The man with the longest service was Larry Marchant, who spent an astounding 32 years (1888-1920) at Stingray Point. In a newspaper interview, Marchant described storms at the lighthouse, saying that the whole structure swayed “back and forth like a rocking chair.” He once spent 30 days alone at the lighthouse during a deep freeze in the bay, with “nothing to look at but fields of ice.” He spent much of his spare time reading and said that he had never been sick a single day. The secret of his good health, he claimed, was that he had been living “where the doctors could not get to me.”

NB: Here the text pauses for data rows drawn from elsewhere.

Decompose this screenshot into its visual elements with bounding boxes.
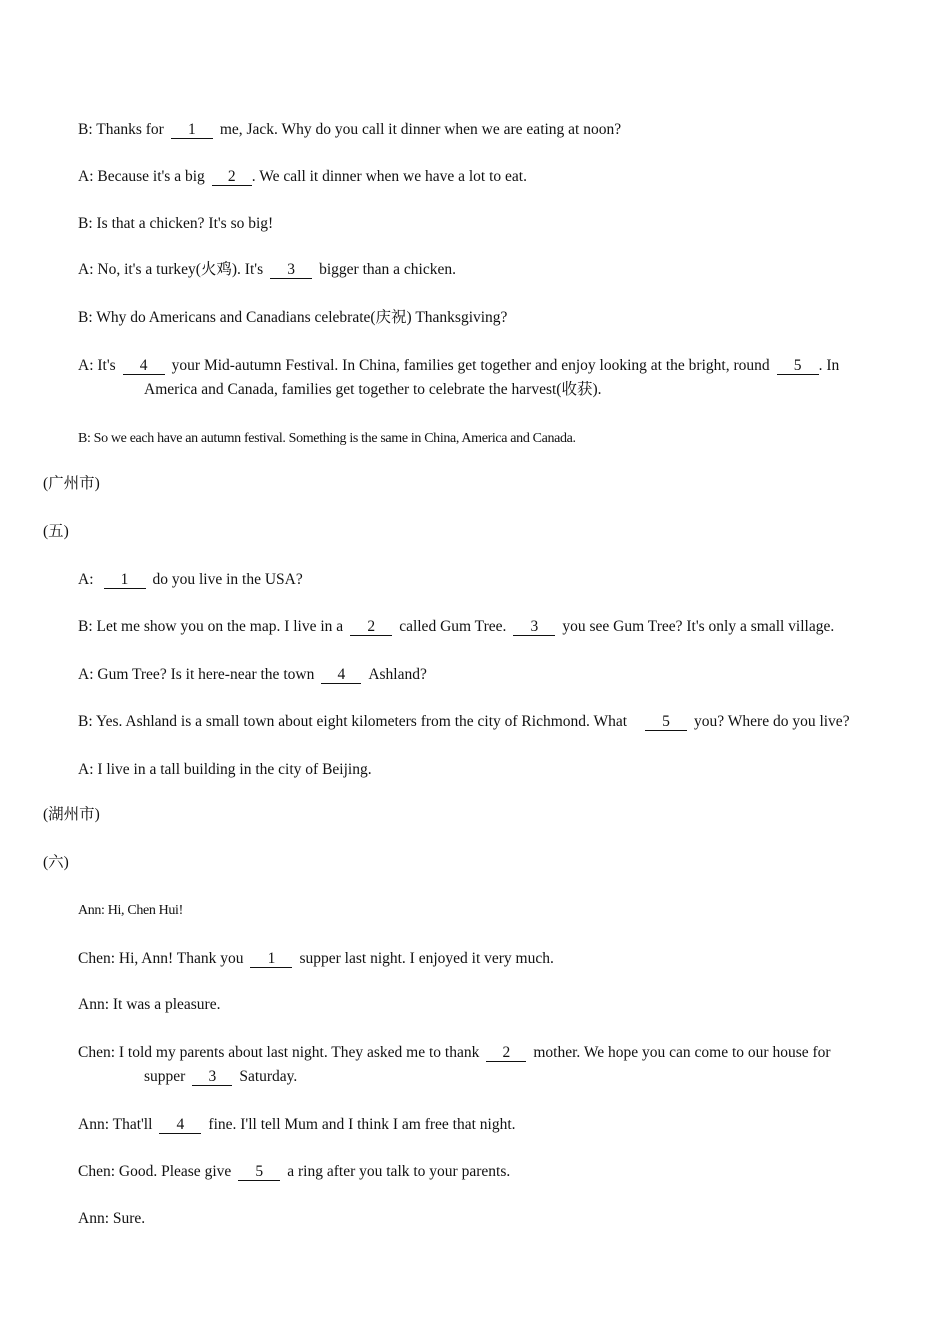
dialogue-text: supper last night. I enjoyed it very much.: [299, 950, 554, 967]
dialogue-text: mother. We hope you can come to our house for: [533, 1044, 831, 1061]
dialogue-line: Ann: Sure.: [78, 1210, 146, 1227]
dialogue-line: Ann: Hi, Chen Hui!: [78, 903, 183, 918]
dialogue-line: A: I live in a tall building in the city of Beijing.: [78, 761, 372, 778]
dialogue-text: A: No, it's a turkey(火鸡). It's: [78, 261, 264, 278]
dialogue-text: Ann: That'll: [78, 1116, 153, 1133]
dialogue-text: bigger than a chicken.: [319, 261, 456, 278]
section-heading: (五): [43, 523, 69, 540]
dialogue-text: B: Let me show you on the map. I live in a: [78, 618, 344, 635]
dialogue-text: fine. I'll tell Mum and I think I am free that night.: [208, 1116, 516, 1133]
dialogue-continuation: America and Canada, families get together to celebrate the harvest(收获).: [144, 381, 602, 398]
dialogue-text: Ashland?: [368, 666, 427, 683]
dialogue-text: supper: [144, 1068, 186, 1085]
dialogue-text: A: Because it's a big: [78, 168, 205, 185]
dialogue-line: [78, 1043, 831, 1063]
dialogue-line: [78, 949, 554, 969]
blank-1: 1: [104, 571, 146, 589]
dialogue-line: Ann: It was a pleasure.: [78, 996, 221, 1013]
blank-4: 4: [159, 1116, 201, 1134]
dialogue-text: you? Where do you live?: [694, 713, 850, 730]
dialogue-line: [78, 120, 621, 140]
dialogue-text: B: Thanks for: [78, 121, 164, 138]
dialogue-line: [78, 665, 427, 685]
dialogue-continuation: [144, 1067, 297, 1087]
dialogue-text: a ring after you talk to your parents.: [287, 1163, 511, 1180]
dialogue-line: [78, 260, 456, 280]
blank-3: 3: [270, 261, 312, 279]
dialogue-text: B: Yes. Ashland is a small town about eight kilometers from the city of Richmond. What: [78, 713, 628, 730]
blank-2: 2: [212, 168, 252, 186]
dialogue-text: . In: [818, 357, 840, 374]
dialogue-text: Chen: I told my parents about last night. They asked me to thank: [78, 1044, 480, 1061]
blank-5: 5: [645, 713, 687, 731]
dialogue-text: Chen: Hi, Ann! Thank you: [78, 950, 244, 967]
dialogue-line: B: Is that a chicken? It's so big!: [78, 215, 274, 232]
blank-4: 4: [123, 357, 165, 375]
blank-5: 5: [238, 1163, 280, 1181]
dialogue-text: A: It's: [78, 357, 116, 374]
blank-2: 2: [486, 1044, 526, 1062]
dialogue-line: [78, 570, 303, 590]
blank-3: 3: [513, 618, 555, 636]
dialogue-text: . We call it dinner when we have a lot to eat.: [251, 168, 527, 185]
dialogue-text: called Gum Tree.: [399, 618, 507, 635]
blank-4: 4: [321, 666, 361, 684]
dialogue-line: B: So we each have an autumn festival. Something is the same in China, America and Canada.: [78, 431, 576, 446]
blank-1: 1: [250, 950, 292, 968]
dialogue-text: do you live in the USA?: [152, 571, 303, 588]
dialogue-text: Saturday.: [239, 1068, 298, 1085]
dialogue-text: A: Gum Tree? Is it here-near the town: [78, 666, 315, 683]
blank-5: 5: [777, 357, 819, 375]
blank-3: 3: [192, 1068, 232, 1086]
source-label: (湖州市): [43, 806, 100, 823]
blank-1: 1: [171, 121, 213, 139]
dialogue-text: me, Jack. Why do you call it dinner when we are eating at noon?: [219, 121, 622, 138]
dialogue-line: [78, 712, 850, 732]
source-label: (广州市): [43, 475, 100, 492]
dialogue-text: A:: [78, 571, 94, 588]
dialogue-text: your Mid-autumn Festival. In China, families get together and enjoy looking at the bright, round: [171, 357, 770, 374]
dialogue-text: Chen: Good. Please give: [78, 1163, 232, 1180]
dialogue-line: B: Why do Americans and Canadians celebrate(庆祝) Thanksgiving?: [78, 309, 508, 326]
dialogue-line: [78, 1115, 516, 1135]
section-heading: (六): [43, 854, 69, 871]
dialogue-line: [78, 356, 839, 376]
dialogue-line: [78, 167, 527, 187]
dialogue-line: [78, 1162, 510, 1182]
blank-2: 2: [350, 618, 392, 636]
dialogue-line: [78, 617, 834, 637]
dialogue-text: you see Gum Tree? It's only a small village.: [562, 618, 835, 635]
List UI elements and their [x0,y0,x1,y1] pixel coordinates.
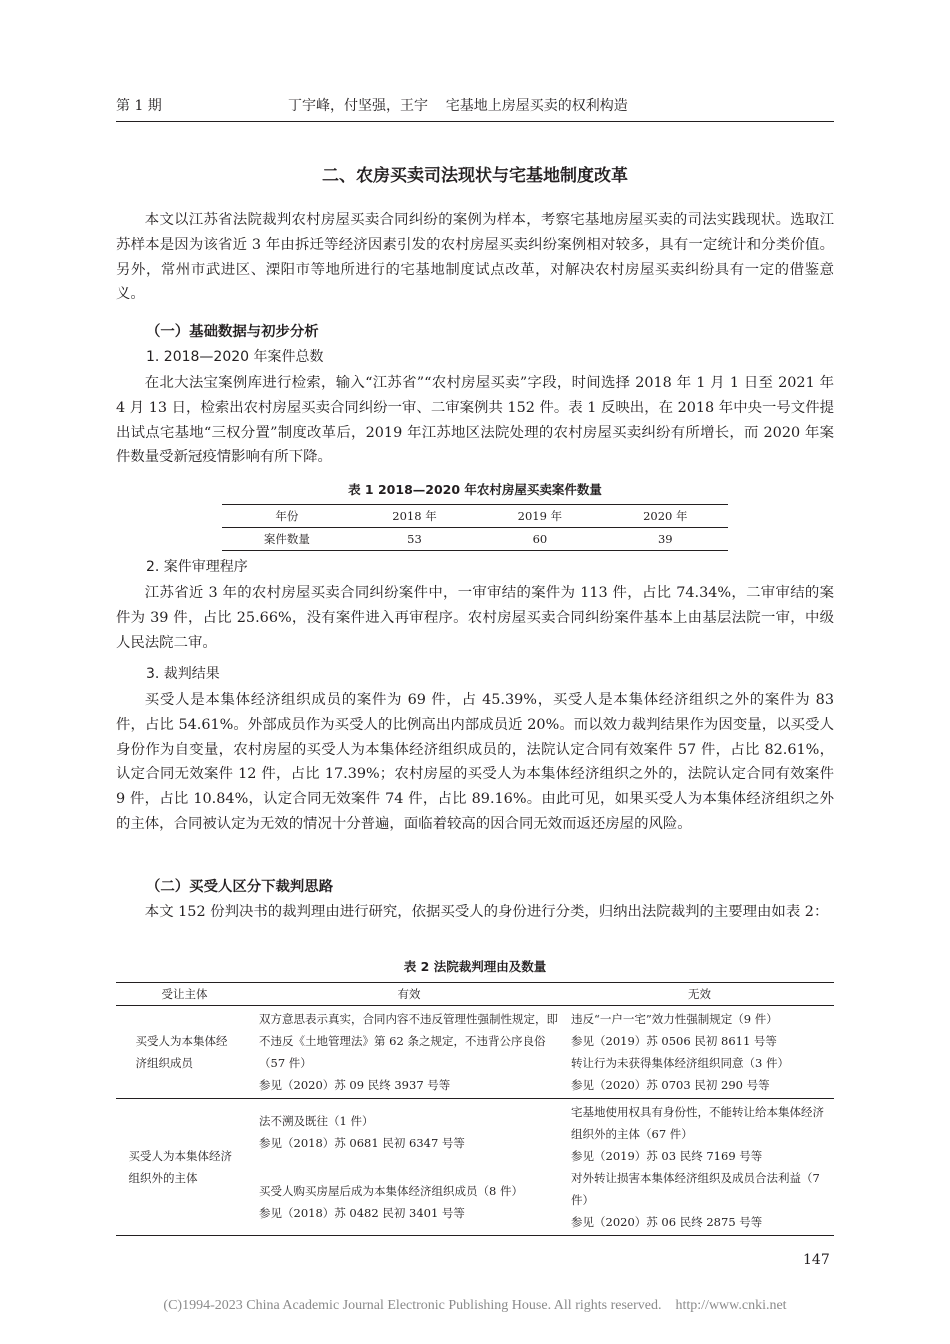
invalid-reason: 转让行为未获得集体经济组织同意（3 件） [571,1056,789,1070]
valid-reference: 参见（2018）苏 0482 民初 3401 号等 [259,1206,465,1220]
item-3-title: 3. 裁判结果 [146,666,220,682]
valid-reference: 参见（2020）苏 09 民终 3937 号等 [259,1078,451,1092]
page-number: 147 [803,1252,830,1268]
copyright-footer: (C)1994-2023 China Academic Journal Electronic Publishing House. All rights reserved. http://www.cnki.net [163,1298,787,1313]
table-2-invalid-cell [565,1006,834,1099]
running-header: 丁宇峰，付坚强，王宇 宅基地上房屋买卖的权利构造 [288,98,628,114]
table-1-header-cell: 2020 年 [603,505,728,528]
item-1-text: 在北大法宝案例库进行检索，输入“江苏省”“农村房屋买卖”字段，时间选择 2018 年 1 月 1 日至 2021 年 4 月 13 日，检索出农村房屋买卖合同纠纷一审、二审案例共 152 件。表 1 反映出，在 2018 年中央一号文件提出试点宅基地“三权分置”制度改革后，2019 年江苏地区法院处理的农村房屋买卖纠纷有所增长，而 2020 年案件数量受新冠疫情影响有所下降。 [116,375,834,466]
valid-reason: 法不溯及既往（1 件） [259,1114,374,1128]
table-2-header-cell: 无效 [565,983,834,1006]
invalid-reference: 参见（2020）苏 06 民终 2875 号等 [571,1215,763,1229]
invalid-reference: 参见（2019）苏 0506 民初 8611 号等 [571,1034,777,1048]
item-2-title: 2. 案件审理程序 [146,559,248,575]
header-divider [116,121,834,122]
table-1-header-cell: 2018 年 [352,505,477,528]
subsection-1-title: （一）基础数据与初步分析 [146,324,319,340]
table-2 [116,982,834,1236]
table-1-header-row [222,505,728,528]
item-2-text: 江苏省近 3 年的农村房屋买卖合同纠纷案件中，一审审结的案件为 113 件，占比 74.34%，二审审结的案件为 39 件，占比 25.66%，没有案件进入再审程序。农村房屋买卖合同纠纷案件基本上由基层法院一审，中级人民法院二审。 [116,585,834,651]
subject-text: 买受人为本集体经济组织成员 [135,1034,228,1070]
table-1-cell: 案件数量 [222,528,352,551]
table-2-invalid-cell [565,1099,834,1236]
table-2-subject-cell [116,1006,253,1099]
table-1-caption: 表 1 2018—2020 年农村房屋买卖案件数量 [348,482,602,497]
table-2-row [116,1099,834,1236]
valid-reason: 双方意思表示真实，合同内容不违反管理性强制性规定，即不违反《土地管理法》第 62 条之规定，不违背公序良俗（57 件） [259,1012,558,1070]
table-1-header-cell: 2019 年 [477,505,602,528]
table-1-cell: 60 [477,528,602,551]
invalid-reference: 参见（2020）苏 0703 民初 290 号等 [571,1078,770,1092]
subject-text: 买受人为本集体经济组织外的主体 [128,1149,232,1185]
table-2-caption: 表 2 法院裁判理由及数量 [403,959,547,974]
cell-spacer [259,1154,559,1180]
subsection-2-title: （二）买受人区分下裁判思路 [146,879,334,895]
table-2-valid-cell [253,1006,565,1099]
table-2-subject-cell [116,1099,253,1236]
table-1-cell: 53 [352,528,477,551]
invalid-reason: 宅基地使用权具有身份性，不能转让给本集体经济组织外的主体（67 件） [571,1105,824,1141]
table-2-header-cell: 有效 [253,983,565,1006]
invalid-reason: 对外转让损害本集体经济组织及成员合法利益（7 件） [571,1171,820,1207]
table-2-valid-cell [253,1099,565,1236]
table-1-header-cell: 年份 [222,505,352,528]
table-1 [222,504,728,551]
subsection-2-text: 本文 152 份判决书的裁判理由进行研究，依据买受人的身份进行分类，归纳出法院裁判的主要理由如表 2： [144,904,829,920]
invalid-reason: 违反“一户一宅”效力性强制规定（9 件） [571,1012,778,1026]
table-1-data-row [222,528,728,551]
invalid-reference: 参见（2019）苏 03 民终 7169 号等 [571,1149,763,1163]
table-2-row [116,1006,834,1099]
valid-reason: 买受人购买房屋后成为本集体经济组织成员（8 件） [259,1184,523,1198]
intro-paragraph: 本文以江苏省法院裁判农村房屋买卖合同纠纷的案例为样本，考察宅基地房屋买卖的司法实践现状。选取江苏样本是因为该省近 3 年由拆迁等经济因素引发的农村房屋买卖纠纷案例相对较多，具有一定统计和分类价值。另外，常州市武进区、溧阳市等地所进行的宅基地制度试点改革，对解决农村房屋买卖纠纷具有一定的借鉴意义。 [116,212,834,303]
journal-issue: 第 1 期 [116,98,162,114]
table-2-header-cell: 受让主体 [116,983,253,1006]
table-2-header-row [116,983,834,1006]
table-1-cell: 39 [603,528,728,551]
section-title: 二、农房买卖司法现状与宅基地制度改革 [322,166,628,186]
valid-reference: 参见（2018）苏 0681 民初 6347 号等 [259,1136,465,1150]
item-3-text: 买受人是本集体经济组织成员的案件为 69 件，占 45.39%，买受人是本集体经济组织之外的案件为 83 件，占比 54.61%。外部成员作为买受人的比例高出内部成员近 20%。而以效力裁判结果作为因变量，以买受人身份作为自变量，农村房屋的买受人为本集体经济组织成员的，法院认定合同有效案件 57 件，占比 82.61%，认定合同无效案件 12 件，占比 17.39%；农村房屋的买受人为本集体经济组织之外的，法院认定合同有效案件 9 件，占比 10.84%，认定合同无效案件 74 件，占比 89.16%。由此可见，如果买受人为本集体经济组织之外的主体，合同被认定为无效的情况十分普遍，面临着较高的因合同无效而返还房屋的风险。 [116,692,834,832]
item-1-title: 1. 2018—2020 年案件总数 [146,349,324,365]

The lighthouse was automated and boarded up in 1950. Fifteen years later the cottage was moved to shore and burned, and an automated light was installed on the original foundation. Thus ended the life story of Stingray Point Lighthouse, or so it seemed.

In 2002, Brent Halsey and Jimmy Rogers of the Stingray Point Marina, 1.6 miles west of the original lighthouse location, contracted Northwind, Inc. of Deltaville, owned by Arthur Wilton, to build a new replica of the lost lighthouse. Architect Randall Kipp’s plans were based on original drawings from the National Archives. Charles Yeager Designers and Fabricators designed the base steel work and designed and fabricated the aluminum and copper portions of the lantern, while Atlantic Metals fabricated and erected the base steel work. The replica was completed in March 2003.

The lens and other artifacts associated with the lighthouse are long gone, but the marina owners have obtained a number of items similar to equipment once found at the lighthouse. A fifth order drum-type lens in the lantern is dimly illuminated by a small fluorescent bulb. “It is dim to insure that it is not mistaken for a navigation light,” says Brent Halsey, “and so it does not disturb our slip holders.” The light is fixed white like the original. “We intend to incorporate a red sector,” adds Halsey, “also duplicating the original.” A 1942 bronze Coast Guard bell has also been installed along with a circa-1880 Gamewell bell striking machine, once used at a fire station.

The lighthouse is fully heated and air-conditioned and one-third of its area will serve as the marina office. The rest of the building will serve as a mini-museum, which will be open to the public whenever the office is staffed or by appointment. It will certainly draw lighthouse lovers and those nostalgic for days past in the Chesapeake Bay. Brent Halsey says that the lighthouse replica is meant to be not only an icon for the marina, but also a Deltavile icon “celebrating the seafaring traditions of the community.”